The paper describes a neural network-based framework for the design and control of fluidic systems that involve dynamic (deformable) boundaries. The framework includes a differentiable Navier-Stokes solver, a parametric (Bezier) representation of the geometry, and an algorithm for joint optimization of control and design. The optimization and evaluation utilize a proposed gym-like RL environment along with a series benchmark experimental scenarios. Experiments, including those that involve the proposed benchmarks, reveal the advantages of the framework.
The paper was reviewed by four referees whose overall assessments of the paper all lean positive. Several reviewers find that the problem is interesting and that the algorithmic implementation (i.e., the C++/CUDA PDE solver and the Bezier parameterization) provide a valuable contribution to the community. Others emphasize the thoroughness of the experimental evaluation. There were some concerns about the significance of backpropagation in time, with one reviewer commenting that it has been explored extensively for neural ODE solvers.

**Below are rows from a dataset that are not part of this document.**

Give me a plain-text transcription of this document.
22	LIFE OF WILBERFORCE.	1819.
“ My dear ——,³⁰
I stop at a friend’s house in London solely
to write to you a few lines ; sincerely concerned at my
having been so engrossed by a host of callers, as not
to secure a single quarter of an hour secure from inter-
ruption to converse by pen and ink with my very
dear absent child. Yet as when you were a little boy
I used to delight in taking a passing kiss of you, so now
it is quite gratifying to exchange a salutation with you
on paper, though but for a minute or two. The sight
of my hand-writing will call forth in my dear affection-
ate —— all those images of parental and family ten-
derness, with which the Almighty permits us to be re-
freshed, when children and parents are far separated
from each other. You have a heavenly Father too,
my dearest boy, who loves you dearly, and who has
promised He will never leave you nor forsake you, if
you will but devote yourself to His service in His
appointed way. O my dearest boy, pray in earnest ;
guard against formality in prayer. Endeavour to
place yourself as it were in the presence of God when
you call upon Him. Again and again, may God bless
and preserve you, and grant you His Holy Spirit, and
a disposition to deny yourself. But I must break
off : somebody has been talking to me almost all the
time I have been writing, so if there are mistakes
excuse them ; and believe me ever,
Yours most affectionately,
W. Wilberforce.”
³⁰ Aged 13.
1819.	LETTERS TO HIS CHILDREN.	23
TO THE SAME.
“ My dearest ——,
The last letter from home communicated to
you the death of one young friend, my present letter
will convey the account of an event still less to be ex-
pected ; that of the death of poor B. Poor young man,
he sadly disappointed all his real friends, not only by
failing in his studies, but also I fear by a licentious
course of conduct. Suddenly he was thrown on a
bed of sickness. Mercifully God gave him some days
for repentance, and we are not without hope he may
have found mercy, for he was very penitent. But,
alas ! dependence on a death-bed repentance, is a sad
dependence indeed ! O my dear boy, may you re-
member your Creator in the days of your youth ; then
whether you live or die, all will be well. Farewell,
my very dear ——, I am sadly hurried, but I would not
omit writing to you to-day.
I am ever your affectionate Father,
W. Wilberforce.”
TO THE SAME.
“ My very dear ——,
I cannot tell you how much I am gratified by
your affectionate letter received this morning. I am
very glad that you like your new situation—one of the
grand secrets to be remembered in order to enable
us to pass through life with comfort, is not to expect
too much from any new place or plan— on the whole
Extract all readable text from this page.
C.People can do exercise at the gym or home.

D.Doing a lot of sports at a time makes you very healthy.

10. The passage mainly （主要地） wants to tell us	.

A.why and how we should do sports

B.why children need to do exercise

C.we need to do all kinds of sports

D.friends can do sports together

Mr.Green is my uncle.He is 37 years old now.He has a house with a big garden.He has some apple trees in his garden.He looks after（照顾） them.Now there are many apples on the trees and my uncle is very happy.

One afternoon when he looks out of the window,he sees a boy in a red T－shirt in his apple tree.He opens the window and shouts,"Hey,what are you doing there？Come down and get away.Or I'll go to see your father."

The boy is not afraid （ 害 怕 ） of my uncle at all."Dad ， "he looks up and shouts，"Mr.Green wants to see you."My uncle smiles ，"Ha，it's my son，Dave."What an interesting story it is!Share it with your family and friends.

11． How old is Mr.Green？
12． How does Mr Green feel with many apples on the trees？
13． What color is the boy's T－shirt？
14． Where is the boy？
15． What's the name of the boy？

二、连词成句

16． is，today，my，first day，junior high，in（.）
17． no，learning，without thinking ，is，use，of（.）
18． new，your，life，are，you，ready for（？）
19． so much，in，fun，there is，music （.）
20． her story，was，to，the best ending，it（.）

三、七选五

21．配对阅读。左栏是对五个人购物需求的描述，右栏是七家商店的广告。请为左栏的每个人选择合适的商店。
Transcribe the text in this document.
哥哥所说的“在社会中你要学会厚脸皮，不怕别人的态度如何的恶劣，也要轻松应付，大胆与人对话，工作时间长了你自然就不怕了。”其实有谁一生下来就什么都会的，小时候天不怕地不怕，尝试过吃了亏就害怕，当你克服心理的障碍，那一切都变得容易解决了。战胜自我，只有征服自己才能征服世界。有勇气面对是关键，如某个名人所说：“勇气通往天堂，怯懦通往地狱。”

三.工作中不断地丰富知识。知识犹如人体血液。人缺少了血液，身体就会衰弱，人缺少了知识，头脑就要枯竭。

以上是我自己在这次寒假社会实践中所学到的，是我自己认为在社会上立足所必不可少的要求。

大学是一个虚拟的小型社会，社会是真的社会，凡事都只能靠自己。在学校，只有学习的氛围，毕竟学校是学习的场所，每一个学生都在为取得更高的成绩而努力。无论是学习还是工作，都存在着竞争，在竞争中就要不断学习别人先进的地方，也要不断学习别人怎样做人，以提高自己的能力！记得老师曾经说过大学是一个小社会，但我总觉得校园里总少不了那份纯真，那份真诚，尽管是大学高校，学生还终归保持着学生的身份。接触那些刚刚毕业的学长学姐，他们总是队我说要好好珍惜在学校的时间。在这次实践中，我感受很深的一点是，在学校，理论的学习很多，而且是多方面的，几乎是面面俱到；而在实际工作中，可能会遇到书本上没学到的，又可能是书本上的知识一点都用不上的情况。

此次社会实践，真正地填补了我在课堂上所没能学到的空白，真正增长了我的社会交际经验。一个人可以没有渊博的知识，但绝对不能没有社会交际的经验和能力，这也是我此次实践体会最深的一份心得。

In this way, the two reviewers find that the contributions relative to existing work is not sufficiently clear (i.e., with regard to the CUDA implementation). The same reviewer emphasizes that the paper does not adequately discuss the limitations encountered during backpropagation with regard to simulating differentiable fluids. In their response to the reviewers, the authors provide more detail regarding their CUDA kernel implementation, which helps to clarify the contribution as the implementation of a custom fluidic solver, as well as elaborate on issues related to backpropagation. However, as the reviewer points out, the author response could have better conveyed the paper's contributions and its relevance to the community. Meanwhile, other reviewers comment on the need to provide a validation of the solver, which the authors do in their rebuttal, and to make the code publicly available, which the authors clarify will be done if and when the paper is published.
Overall, the quality of the paper improved as a result of the initial reviews and the author feedback, as indicated by the more favorable reviewers maintaining their high scores and the two less favorable reviewers increasing their score. The AC agrees with Reviewer QmuX that the paper could be improved further by being more explicit about the contributions relative to existing methods and the relevance to the community.